Excretion is a very important physiological process of the body. Its significance is given below.

• Excretion helps in the regulation of blood ionic composition.
• It helps in controlling blood pH.
• Regulation of blood volume and blood pressure is done through this process.
• It helps in maintaining blood osmolarity.
• The excretion of waste and foreign substances helps in cleaning the body of toxic and harmful wastes. 
• It assists in the maintenance of osmoregulation in the body.

Summary

Animals’ diets provide them with more amino acids. Ammonia, urea, and uric acid are excretory products that are created during the metabolism of proteins, amino acids, or nucleic acids. Organisms that are ammonotelic release ammonia as a waste product through their gills, skin, and kidneys. Removal of ammonia requires less energy. The regulation of water ion balance and homeostasis depends on the excretion of waste.
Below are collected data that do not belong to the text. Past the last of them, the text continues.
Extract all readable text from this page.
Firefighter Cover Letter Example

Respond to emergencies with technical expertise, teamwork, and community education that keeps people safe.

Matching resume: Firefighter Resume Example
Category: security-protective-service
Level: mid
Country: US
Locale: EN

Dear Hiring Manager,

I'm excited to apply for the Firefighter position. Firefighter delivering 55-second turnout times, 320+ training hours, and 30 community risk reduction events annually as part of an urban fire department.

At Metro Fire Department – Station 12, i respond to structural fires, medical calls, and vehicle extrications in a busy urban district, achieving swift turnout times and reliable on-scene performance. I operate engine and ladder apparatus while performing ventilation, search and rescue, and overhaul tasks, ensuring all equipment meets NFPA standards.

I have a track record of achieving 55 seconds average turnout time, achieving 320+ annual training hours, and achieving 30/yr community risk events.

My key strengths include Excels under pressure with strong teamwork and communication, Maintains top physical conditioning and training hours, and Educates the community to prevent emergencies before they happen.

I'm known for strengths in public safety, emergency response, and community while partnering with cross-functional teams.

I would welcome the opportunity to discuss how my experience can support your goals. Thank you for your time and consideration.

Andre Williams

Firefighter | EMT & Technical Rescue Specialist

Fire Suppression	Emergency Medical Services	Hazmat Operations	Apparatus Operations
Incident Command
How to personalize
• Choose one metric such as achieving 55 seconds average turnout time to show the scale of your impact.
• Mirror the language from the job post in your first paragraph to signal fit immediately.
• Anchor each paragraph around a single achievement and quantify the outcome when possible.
By controlling the electrolyte balance, every organism keeps its internal environment in a steady state.

Frequently Asked Questions

1. Enlist excretory organs from different organisms.
Ans: Other excretory organs seen in various organisms are-

• Planaria – Flame cells
• Earthworm- Nephridia
• Cockroaches- malpighian tubules
• Prawns- green glands
• Molluscs- Renal glands

2. What are ureotelic and uricotellic organisms?
Ans: Ureotelic organisms – They release Urea as a waste product which is less toxic examples-Mammals and amphibians.

Uricotelic organism- They release Uric acid as a waste product which is the least toxic.  examples- Birds, reptiles, and insects.

3. Only aquatic animals are ammonotelic. Give reasons why?
Ans: Ammonia is highly toxic and hence cannot be stored in an organism’s body. Expulsion of ammonia from the body requires lots of water and hence aquatic animals such as fish only have the ability to form waste products in the form of ammonia.